47. Muhammed Sûresi
Muhammed Suresi Medine-i Münevvere’de 10. veya 13. sırada (tüm sureler itibarıyla 99.sırada) nazıl olmuştur... Ancak 13. ayetinin Mekke’de, Hz.Rasulullah’ın gözlerinden yaş gelerek Ka’be’ye müteveccih: “Sen Allah’ın beldelerinin Allah’a en sevgilisisin... Senin ehlin beni çıkarmasalardı, senden çıkmazdım” demesi üzerine nazıl olduğu rivayet edilir... 38 ayettir... Adını, Diyn-İslam ve Hz.Muhammed bağlantısını vurgulayan 2.ayetinde geçen “Muhammed” isminden alır... Vurgulaması dolayısıyla diğer bir adı da “Kıtal”dır ki hem zahir hem batın manası, İslam gerçeği itibarıyla fevkelade önemlidir...
Muhammed Suresinde: Hakk’tan perdeliler Allah yolundan alakoyarlar, iman edip salih amel işleyenlerin Hz.Muhammed s.a.v.e inene iman edenlerinin ecri, Allah yolunda kıtal, Allah’ın nusretine nail olmanın yolu, Allah mü’minlerin Mevlasıdır, hayvan gibi yiyenler, Mekke’den daha şiddetli yer, cennet nehirleri, O Saat ve alametleri, lailahe illallah ilmi, Rasulullah’ın mü’minler için istiğfarı, Arz’da ifsad ve sıla-i rahmi kesmek, Kuran'ı tedebbür etmeyenlerin kalbleri kılıflıdır, kalblerinde hastalık olanlar, Hz.Rasulullah’ın insanları simalarından ve sözlerinden de tanıması, mücahade ve sabırın hikmeti, Allah’a ve Rasulullah’a itaat, amelleri ibtal eden şey, cimriliğin zemmi, Allah zengindir, işe-emanete ehil olmayanın elinden alınacağı,... gibi bir çok önemli konu açıklanmaktadır....

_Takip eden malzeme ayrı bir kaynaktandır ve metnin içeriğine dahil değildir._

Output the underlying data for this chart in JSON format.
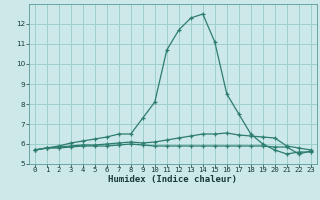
{
  "xlabel": "Humidex (Indice chaleur)",
  "x": [
    0,
    1,
    2,
    3,
    4,
    5,
    6,
    7,
    8,
    9,
    10,
    11,
    12,
    13,
    14,
    15,
    16,
    17,
    18,
    19,
    20,
    21,
    22,
    23
  ],
  "line1": [
    5.7,
    5.8,
    5.8,
    5.85,
    5.9,
    5.9,
    5.9,
    5.95,
    6.0,
    5.95,
    5.9,
    5.9,
    5.9,
    5.9,
    5.9,
    5.9,
    5.9,
    5.9,
    5.9,
    5.9,
    5.85,
    5.85,
    5.5,
    5.65
  ],
  "line2": [
    5.7,
    5.8,
    5.85,
    5.9,
    5.95,
    5.95,
    6.0,
    6.05,
    6.1,
    6.05,
    6.1,
    6.2,
    6.3,
    6.4,
    6.5,
    6.5,
    6.55,
    6.45,
    6.4,
    6.35,
    6.3,
    5.9,
    5.8,
    5.7
  ],
  "line3": [
    5.7,
    5.8,
    5.9,
    6.05,
    6.15,
    6.25,
    6.35,
    6.5,
    6.5,
    7.3,
    8.1,
    10.7,
    11.7,
    12.3,
    12.5,
    11.1,
    8.5,
    7.5,
    6.5,
    6.0,
    5.7,
    5.5,
    5.6,
    5.6
  ],
  "line_color": "#2d7d6e",
  "bg_color": "#cce8e8",
  "grid_color": "#9ecece",
  "ylim": [
    5,
    13
  ],
  "xlim": [
    -0.5,
    23.5
  ],
  "yticks": [
    5,
    6,
    7,
    8,
    9,
    10,
    11,
    12
  ],
  "xticks": [
    0,
    1,
    2,
    3,
    4,
    5,
    6,
    7,
    8,
    9,
    10,
    11,
    12,
    13,
    14,
    15,
    16,
    17,
    18,
    19,
    20,
    21,
    22,
    23
  ],
  "tick_fontsize": 5.2,
  "xlabel_fontsize": 6.5
}
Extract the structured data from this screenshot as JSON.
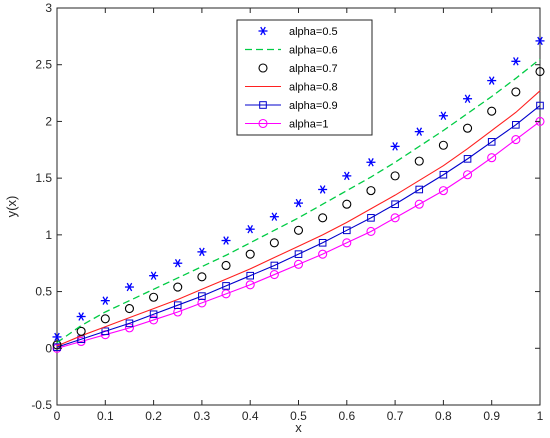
{
  "chart_data": {
    "type": "line",
    "title": "",
    "xlabel": "x",
    "ylabel": "y(x)",
    "xlim": [
      0,
      1
    ],
    "ylim": [
      -0.5,
      3
    ],
    "xticks": [
      0,
      0.1,
      0.2,
      0.3,
      0.4,
      0.5,
      0.6,
      0.7,
      0.8,
      0.9,
      1
    ],
    "xtick_labels": [
      "0",
      "0.1",
      "0.2",
      "0.3",
      "0.4",
      "0.5",
      "0.6",
      "0.7",
      "0.8",
      "0.9",
      "1"
    ],
    "yticks": [
      -0.5,
      0,
      0.5,
      1,
      1.5,
      2,
      2.5,
      3
    ],
    "ytick_labels": [
      "-0.5",
      "0",
      "0.5",
      "1",
      "1.5",
      "2",
      "2.5",
      "3"
    ],
    "grid": false,
    "legend_position": "top-center",
    "x": [
      0,
      0.05,
      0.1,
      0.15,
      0.2,
      0.25,
      0.3,
      0.35,
      0.4,
      0.45,
      0.5,
      0.55,
      0.6,
      0.65,
      0.7,
      0.75,
      0.8,
      0.85,
      0.9,
      0.95,
      1
    ],
    "series": [
      {
        "name": "alpha=0.5",
        "style": "marker",
        "marker": "asterisk",
        "color": "#0000ff",
        "values": [
          0.1,
          0.28,
          0.42,
          0.54,
          0.64,
          0.75,
          0.85,
          0.95,
          1.05,
          1.16,
          1.28,
          1.4,
          1.52,
          1.64,
          1.78,
          1.91,
          2.05,
          2.2,
          2.36,
          2.53,
          2.71
        ]
      },
      {
        "name": "alpha=0.6",
        "style": "dashed",
        "color": "#00cc44",
        "values": [
          0.05,
          0.2,
          0.32,
          0.42,
          0.52,
          0.62,
          0.72,
          0.82,
          0.93,
          1.04,
          1.15,
          1.27,
          1.39,
          1.51,
          1.64,
          1.78,
          1.92,
          2.07,
          2.22,
          2.38,
          2.55
        ]
      },
      {
        "name": "alpha=0.7",
        "style": "marker",
        "marker": "circle",
        "color": "#000000",
        "values": [
          0.03,
          0.15,
          0.26,
          0.35,
          0.45,
          0.54,
          0.63,
          0.73,
          0.83,
          0.93,
          1.04,
          1.15,
          1.27,
          1.39,
          1.52,
          1.65,
          1.79,
          1.94,
          2.09,
          2.26,
          2.44
        ]
      },
      {
        "name": "alpha=0.8",
        "style": "solid",
        "color": "#ff2020",
        "values": [
          0.02,
          0.11,
          0.19,
          0.27,
          0.35,
          0.43,
          0.52,
          0.61,
          0.7,
          0.8,
          0.9,
          1.0,
          1.11,
          1.23,
          1.35,
          1.48,
          1.61,
          1.76,
          1.92,
          2.08,
          2.27
        ]
      },
      {
        "name": "alpha=0.9",
        "style": "line-marker",
        "marker": "square",
        "color": "#0000cc",
        "values": [
          0.01,
          0.08,
          0.15,
          0.22,
          0.3,
          0.38,
          0.46,
          0.55,
          0.64,
          0.73,
          0.83,
          0.93,
          1.04,
          1.15,
          1.27,
          1.4,
          1.53,
          1.67,
          1.82,
          1.97,
          2.14
        ]
      },
      {
        "name": "alpha=1",
        "style": "line-marker",
        "marker": "circle",
        "color": "#ff00ff",
        "values": [
          0.0,
          0.06,
          0.12,
          0.18,
          0.25,
          0.32,
          0.4,
          0.48,
          0.56,
          0.65,
          0.74,
          0.83,
          0.93,
          1.03,
          1.15,
          1.27,
          1.39,
          1.53,
          1.68,
          1.84,
          2.0
        ]
      }
    ]
  }
}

1-) Elleziyne keferu ve saddu ‘an sebiylillâhi edalle a’malehüm;
Hakikat bilgisini inkâr edenler ve Allâh yolundan alıkoyanlar, yaptıkları boşa gidenlerdir!
2-) Velleziyne amenû ve amilüs salihati ve amenû Bima nüzzile alâ Muhammedin ve HUvel Hakku min Rabbihim, keffere anhüm seyyiatihim ve asleha balehüm;
İman edip imanın gereğini uygulayanlar ve Muhammed’e inzâl olana -ki O, Rablerinden (gelen) Hak’tır- iman edenlere gelince, (Allâh) onların kötülüklerini onlardan örttü; hâllerini ıslah etti.
3-) Zâlike Bi ennelleziyne keferuttebe’ul bâtıle ve ennelleziyne amenüttebe’ul Hakka min Rabbihim* kezâlike yadribullahu lin Nasi emsâlehüm;
Bu böyledir; çünkü hakikat bilgisini inkâr edenler, geçersiz fikirlere tâbi oldular! İman edenler ise Rablerinden Hakk’a tâbi oldular... İşte böylece Allâh insanlara onların (iki grubun) misallerini veriyor.
4-) Feizâ lekıytümülleziyne keferu fedarberrikab* hattâ izâ eshantümuhüm feşüddül vesâka, feimma mennen ba’dü ve imma fidaen hattâ teda’al harbü evzareha* zâlik* velev yeşaullahu lentesare minhüm ve lâkin liyeblüve ba’daküm Bi ba’d* velleziyne kutilu fiy sebiylillâhi felen yudılle a’malehüm;
(Savaşta) hakikat bilgisini inkâr edenlerle karşılaştığınızda, boyunlarını vurmaya bakın! Nihayet onlara ağır bastığınızda, bağı takviye edin (esir alıp bağlayın)! Ondan sonra yapılacak olan, lütfen karşılıksız salıvermek ya da fidye mukabilinde bırakmaktır! Harp ağırlıklarını bırakıncaya kadar! İşte bu! Eğer Allâh dileseydi, elbette onlara yaptıkları suçun sonucunu (azap yollu) yaşatırdı! Fakat bazınızı, bazınızda olarak denemek için (savaşı koydu)... Allâh yolunda öldürülenlere gelince, onların yaptıkları asla boşa çıkartılmaz!
5-) Seyehdiyhim ve yuslihu balehüm;
Onları hakikate erdirecek ve onların hâllerini düzeltecektir!